Nach dem groovy Partytrack "Lesson Unlearned" läuft Jourgensen dann zur vollen Form auf. Die beiden längeren Stücke "Thanx But No Thanx" und "Change Of Luck" sind Höhepunkt und Herz des Albums. Fieser Text zu jazzigem Bass als Intro von "Thanx", bevor alles zu verkommenem Straßemköterrock samt fettsträhniger Gitarre mutiert. Übrig bleibt am Ende nur ein schepperndes Delay-Gerippe und die Überbleibsel eines in Agonie zappelnden Beats.
"Change Of Luck" macht den Sack hernach komplett zu. Ein exotischer, fast morgenländischer Hauch umweht die filigrane wie exotische Gitarrenarbeit Scaccias. Hypnotisch wie ein psychedelischer Strudel reißt das siebenminütige Lied sofort mit. Beinharte Rockpassagen ziehen sich wie Sehnen durch das Fleisch des hymnischen Songs. Zum Ausklang dann der gelungene Gag "Enjoy The Quiet". Jourgensens Humor entsprechend natürlich kein Hort von Ruhe und Einkehr, sondern eine kreischend dentalbohrerhafte Kakophonie, die man kaum ihre 160 Sekunden Dauer durchhält.
Sollte das nun also wirklich Ministrys Last Stand sein, den momentan alle Spatzen von den Dächern pfeifen?

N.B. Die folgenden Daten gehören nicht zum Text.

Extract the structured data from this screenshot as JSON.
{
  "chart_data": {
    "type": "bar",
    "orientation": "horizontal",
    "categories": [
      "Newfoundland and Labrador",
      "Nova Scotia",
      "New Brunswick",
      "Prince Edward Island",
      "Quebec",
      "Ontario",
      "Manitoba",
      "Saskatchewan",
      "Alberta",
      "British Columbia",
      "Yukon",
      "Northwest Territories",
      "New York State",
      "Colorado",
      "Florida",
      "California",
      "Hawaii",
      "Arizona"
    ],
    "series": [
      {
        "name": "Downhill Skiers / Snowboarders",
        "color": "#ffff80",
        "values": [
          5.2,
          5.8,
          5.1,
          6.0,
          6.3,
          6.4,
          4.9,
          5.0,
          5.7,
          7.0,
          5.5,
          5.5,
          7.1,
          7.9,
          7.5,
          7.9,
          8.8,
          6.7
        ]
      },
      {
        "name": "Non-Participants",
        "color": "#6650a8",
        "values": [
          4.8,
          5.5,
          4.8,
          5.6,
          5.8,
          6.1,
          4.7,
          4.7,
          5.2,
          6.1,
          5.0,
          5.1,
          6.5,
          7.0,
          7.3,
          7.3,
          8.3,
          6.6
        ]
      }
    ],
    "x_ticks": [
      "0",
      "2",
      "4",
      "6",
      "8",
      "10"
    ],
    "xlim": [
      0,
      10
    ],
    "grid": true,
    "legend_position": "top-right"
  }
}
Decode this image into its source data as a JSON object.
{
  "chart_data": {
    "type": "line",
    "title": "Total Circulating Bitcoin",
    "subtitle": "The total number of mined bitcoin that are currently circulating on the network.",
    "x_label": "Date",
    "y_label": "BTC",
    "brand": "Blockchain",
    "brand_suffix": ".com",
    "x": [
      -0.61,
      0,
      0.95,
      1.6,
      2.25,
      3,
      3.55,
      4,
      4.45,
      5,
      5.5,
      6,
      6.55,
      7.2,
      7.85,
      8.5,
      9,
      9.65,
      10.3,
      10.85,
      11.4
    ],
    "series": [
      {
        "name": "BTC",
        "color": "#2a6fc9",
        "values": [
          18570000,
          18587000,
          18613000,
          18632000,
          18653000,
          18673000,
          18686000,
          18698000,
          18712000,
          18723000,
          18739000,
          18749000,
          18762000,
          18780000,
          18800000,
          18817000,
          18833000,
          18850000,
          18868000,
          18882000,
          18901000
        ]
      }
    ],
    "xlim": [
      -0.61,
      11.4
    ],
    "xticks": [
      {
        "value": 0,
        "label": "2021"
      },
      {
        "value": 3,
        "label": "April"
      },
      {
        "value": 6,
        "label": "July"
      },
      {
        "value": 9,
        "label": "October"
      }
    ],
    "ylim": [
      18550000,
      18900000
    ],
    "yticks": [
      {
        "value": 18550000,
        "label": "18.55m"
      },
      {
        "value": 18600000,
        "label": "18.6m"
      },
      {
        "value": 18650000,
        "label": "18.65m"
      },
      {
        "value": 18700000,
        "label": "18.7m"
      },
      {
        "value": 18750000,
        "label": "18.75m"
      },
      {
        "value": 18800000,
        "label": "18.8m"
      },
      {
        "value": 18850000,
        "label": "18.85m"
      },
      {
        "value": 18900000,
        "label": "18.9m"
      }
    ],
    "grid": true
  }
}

Wenn ja, dann ist "From Beer To Eternity" eine insgesamt würdige Grablegung.
2 Kommentare
Ohne das Album gehört zu haben: der Titel gefällt mir irgendwie....
habe sie heute von amazon geliefert bekommen, meiner meinung nach eines der besten der zuletzt oft ungelungenen alben.